Artemis solemnly stared at the limp body of the female in her arms before standing up slowly, her arms carrying the surprisingly light—very bony, actually, Artemis soon realized, girl, whom had the gaunt and haunting beauty of a nonliving china doll seeping back into her features. Except this time, she looked quieter, more at peace than her staring at the forest ground with her vacant eyes.

She jogged back to the campsite, her bow slung over her shoulder as she tried to move as less bumpy as she could to not wake up the woman in her arms.

"M'lady," her lieutenant, Thalia, stood up, her eyes locked on the newcomer in the goddess's arms. "Who is this?"

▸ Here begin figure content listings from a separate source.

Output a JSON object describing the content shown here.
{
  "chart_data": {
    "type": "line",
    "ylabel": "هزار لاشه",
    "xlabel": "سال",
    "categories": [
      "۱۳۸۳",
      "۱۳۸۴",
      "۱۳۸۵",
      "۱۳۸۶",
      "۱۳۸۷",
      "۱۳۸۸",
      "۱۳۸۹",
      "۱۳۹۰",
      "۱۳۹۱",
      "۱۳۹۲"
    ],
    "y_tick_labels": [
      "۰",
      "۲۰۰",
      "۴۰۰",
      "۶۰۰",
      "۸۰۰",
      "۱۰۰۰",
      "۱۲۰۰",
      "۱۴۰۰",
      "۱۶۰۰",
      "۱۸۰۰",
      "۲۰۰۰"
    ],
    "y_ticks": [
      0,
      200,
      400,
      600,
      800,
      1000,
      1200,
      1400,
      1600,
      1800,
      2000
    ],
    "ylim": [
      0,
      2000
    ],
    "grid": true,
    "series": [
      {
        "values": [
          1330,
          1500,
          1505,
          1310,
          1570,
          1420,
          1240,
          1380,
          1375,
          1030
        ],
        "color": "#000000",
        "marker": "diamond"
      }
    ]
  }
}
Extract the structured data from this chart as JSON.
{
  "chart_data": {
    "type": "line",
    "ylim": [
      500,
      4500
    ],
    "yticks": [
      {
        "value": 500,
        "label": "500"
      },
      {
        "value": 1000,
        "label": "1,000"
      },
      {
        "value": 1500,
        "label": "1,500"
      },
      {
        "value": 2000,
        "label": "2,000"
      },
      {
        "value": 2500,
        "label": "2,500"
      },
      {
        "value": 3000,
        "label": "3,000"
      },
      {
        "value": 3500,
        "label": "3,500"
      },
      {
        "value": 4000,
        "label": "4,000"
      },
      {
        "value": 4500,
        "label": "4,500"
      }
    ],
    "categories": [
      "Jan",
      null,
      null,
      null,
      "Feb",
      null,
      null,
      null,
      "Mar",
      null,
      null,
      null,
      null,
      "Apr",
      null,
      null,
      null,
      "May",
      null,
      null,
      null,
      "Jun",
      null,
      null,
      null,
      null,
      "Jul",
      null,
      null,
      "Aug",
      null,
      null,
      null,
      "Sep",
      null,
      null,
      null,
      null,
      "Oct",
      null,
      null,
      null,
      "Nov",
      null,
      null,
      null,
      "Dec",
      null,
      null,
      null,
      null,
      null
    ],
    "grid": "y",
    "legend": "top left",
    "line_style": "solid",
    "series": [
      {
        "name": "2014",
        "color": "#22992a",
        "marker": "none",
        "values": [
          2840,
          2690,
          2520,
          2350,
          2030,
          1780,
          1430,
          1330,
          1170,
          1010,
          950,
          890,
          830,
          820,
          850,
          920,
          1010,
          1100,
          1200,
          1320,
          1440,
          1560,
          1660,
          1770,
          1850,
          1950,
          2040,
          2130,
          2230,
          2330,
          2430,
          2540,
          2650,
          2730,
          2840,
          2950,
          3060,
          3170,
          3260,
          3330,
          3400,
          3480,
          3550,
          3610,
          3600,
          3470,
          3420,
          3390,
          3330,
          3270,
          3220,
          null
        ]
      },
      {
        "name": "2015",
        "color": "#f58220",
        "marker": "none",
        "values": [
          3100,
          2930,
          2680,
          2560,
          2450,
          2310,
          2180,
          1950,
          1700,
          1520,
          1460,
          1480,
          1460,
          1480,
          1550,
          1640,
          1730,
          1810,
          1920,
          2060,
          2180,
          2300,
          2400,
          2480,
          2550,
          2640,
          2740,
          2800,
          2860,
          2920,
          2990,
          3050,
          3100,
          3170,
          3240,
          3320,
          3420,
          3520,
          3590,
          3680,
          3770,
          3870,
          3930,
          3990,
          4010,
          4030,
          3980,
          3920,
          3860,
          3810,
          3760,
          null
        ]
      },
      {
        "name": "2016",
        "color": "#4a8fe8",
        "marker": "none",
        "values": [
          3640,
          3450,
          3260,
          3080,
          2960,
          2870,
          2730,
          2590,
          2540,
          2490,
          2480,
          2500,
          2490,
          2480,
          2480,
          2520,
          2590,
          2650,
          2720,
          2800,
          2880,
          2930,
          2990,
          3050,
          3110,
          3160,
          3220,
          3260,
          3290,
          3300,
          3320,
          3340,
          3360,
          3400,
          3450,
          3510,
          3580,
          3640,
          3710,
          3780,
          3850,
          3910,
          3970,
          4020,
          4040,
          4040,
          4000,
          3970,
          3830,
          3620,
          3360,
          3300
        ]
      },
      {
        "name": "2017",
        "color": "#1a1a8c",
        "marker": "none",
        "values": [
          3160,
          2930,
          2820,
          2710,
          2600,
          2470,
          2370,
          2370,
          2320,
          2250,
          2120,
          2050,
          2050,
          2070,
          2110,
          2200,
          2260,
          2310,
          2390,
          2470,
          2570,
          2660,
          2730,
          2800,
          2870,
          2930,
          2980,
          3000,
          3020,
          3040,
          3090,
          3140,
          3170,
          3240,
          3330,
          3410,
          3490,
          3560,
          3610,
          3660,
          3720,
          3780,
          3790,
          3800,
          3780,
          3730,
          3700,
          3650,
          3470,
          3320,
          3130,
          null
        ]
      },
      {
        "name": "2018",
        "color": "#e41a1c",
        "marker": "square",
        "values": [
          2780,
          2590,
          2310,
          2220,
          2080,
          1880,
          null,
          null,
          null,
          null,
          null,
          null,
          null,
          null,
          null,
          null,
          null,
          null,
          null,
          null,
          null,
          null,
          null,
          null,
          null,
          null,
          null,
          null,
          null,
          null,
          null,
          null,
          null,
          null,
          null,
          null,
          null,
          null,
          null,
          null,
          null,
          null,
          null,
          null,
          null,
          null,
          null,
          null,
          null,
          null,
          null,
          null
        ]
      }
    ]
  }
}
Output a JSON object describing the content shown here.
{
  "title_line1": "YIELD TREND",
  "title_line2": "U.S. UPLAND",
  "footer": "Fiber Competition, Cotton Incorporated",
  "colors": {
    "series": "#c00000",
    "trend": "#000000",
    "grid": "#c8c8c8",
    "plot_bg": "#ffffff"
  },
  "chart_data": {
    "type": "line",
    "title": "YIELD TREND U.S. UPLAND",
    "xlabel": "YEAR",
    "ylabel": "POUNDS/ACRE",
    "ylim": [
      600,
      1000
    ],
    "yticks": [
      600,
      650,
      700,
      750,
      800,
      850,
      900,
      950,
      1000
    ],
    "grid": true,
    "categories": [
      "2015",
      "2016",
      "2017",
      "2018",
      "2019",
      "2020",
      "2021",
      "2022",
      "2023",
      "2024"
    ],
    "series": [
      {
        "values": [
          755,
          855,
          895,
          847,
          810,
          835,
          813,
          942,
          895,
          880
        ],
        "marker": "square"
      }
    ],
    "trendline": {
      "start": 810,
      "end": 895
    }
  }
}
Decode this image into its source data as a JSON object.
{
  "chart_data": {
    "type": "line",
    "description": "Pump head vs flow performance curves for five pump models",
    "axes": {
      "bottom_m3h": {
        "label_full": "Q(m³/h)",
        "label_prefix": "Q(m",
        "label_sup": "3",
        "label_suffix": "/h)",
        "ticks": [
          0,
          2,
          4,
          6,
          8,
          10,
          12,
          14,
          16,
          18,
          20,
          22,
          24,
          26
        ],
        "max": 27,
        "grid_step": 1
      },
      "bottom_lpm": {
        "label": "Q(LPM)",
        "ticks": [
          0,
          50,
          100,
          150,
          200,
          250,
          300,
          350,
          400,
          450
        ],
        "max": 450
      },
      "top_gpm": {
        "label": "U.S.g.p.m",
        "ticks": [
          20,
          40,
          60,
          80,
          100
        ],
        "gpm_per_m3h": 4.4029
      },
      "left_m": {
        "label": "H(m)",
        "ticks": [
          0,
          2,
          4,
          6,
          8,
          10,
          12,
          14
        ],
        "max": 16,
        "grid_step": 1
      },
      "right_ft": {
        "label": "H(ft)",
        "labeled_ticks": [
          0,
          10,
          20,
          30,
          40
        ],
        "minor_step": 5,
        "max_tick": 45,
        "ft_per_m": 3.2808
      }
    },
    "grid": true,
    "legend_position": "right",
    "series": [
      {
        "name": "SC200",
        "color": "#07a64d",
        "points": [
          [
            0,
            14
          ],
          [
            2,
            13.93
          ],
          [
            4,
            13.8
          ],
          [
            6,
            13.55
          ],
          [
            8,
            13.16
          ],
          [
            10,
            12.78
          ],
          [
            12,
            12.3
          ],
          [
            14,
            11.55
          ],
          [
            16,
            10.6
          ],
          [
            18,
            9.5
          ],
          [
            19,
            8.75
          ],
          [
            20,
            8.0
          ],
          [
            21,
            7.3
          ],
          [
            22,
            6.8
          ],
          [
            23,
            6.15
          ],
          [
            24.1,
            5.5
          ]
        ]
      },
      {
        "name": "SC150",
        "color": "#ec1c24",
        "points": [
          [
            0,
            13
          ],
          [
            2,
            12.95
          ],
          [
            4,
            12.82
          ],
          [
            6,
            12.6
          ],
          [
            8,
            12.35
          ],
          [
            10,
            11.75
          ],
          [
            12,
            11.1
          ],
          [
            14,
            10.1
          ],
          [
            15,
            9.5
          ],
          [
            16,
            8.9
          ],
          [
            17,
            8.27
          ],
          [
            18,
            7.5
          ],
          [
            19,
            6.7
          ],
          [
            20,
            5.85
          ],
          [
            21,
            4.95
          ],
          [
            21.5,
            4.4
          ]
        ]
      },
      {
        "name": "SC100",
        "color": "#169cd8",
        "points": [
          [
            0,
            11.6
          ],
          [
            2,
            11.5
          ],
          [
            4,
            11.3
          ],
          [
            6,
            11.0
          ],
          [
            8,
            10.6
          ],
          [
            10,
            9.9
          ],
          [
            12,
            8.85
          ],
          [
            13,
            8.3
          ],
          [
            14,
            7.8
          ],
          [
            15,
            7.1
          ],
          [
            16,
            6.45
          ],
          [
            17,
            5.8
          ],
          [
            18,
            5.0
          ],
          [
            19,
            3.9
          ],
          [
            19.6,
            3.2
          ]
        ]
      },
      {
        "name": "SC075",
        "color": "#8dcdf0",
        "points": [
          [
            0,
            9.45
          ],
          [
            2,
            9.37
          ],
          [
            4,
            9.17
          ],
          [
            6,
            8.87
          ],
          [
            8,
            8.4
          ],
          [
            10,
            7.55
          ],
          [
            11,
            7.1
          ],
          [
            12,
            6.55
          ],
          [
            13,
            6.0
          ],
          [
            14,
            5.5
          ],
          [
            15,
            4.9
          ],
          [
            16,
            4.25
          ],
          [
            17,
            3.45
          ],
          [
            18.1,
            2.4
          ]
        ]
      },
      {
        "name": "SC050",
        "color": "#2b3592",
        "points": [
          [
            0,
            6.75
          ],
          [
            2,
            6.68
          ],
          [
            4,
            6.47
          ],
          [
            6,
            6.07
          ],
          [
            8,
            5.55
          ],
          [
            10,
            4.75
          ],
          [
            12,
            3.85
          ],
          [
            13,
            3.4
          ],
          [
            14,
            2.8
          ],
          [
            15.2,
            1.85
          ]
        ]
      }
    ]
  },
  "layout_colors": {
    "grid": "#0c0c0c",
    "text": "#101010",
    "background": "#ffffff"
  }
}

"A girl, I found sitting in the middle of the woods with a very broken expression." Artemis explained, pulling off her bow and sitting on a large boulder as she continued. "I could only guess that it was one of the works of man. I tried to make her speak of how she had gotten there and who caused her such pain, but she started spouting out a name. Edward." The goddess spat the name vehemently like it was an expletive, unable to hide her hostility. "She kept repeating his name, begging him to stay."

The other hunters looked at the girl with less of a guarded expression and more of an empathetic one. Each one of them had bad experience with men, and they also knew how hard it was to get over such experience. The girl looked like she went through hell and back, considering her tangled mess of a hair, her twisted ankle, her too pale complexion and her swollen nose and eyes, obvious signs of someone who has cried longer than what was necessary. Her face was smoothed over and white, all signs of her screaming or any of her struggle wiped away.

"Poor girl." Another hunter commented with a sad, gentle tone, having gone through the same heartbreak.

They watched her with a horrible sense of curiosity, unable to look away from the girl as they wondered how much pain she had already endured. But suddenly their attention was called from behind them, a long whistle resonating through the quiet forest. Artemis whipped around in alarm, her hand flinging to her bow, before her face melted into a familiar sort of annoyance, her rod straight posture relaxing a little.

"Well? Aren't you going to greet your favorite twin sibling?"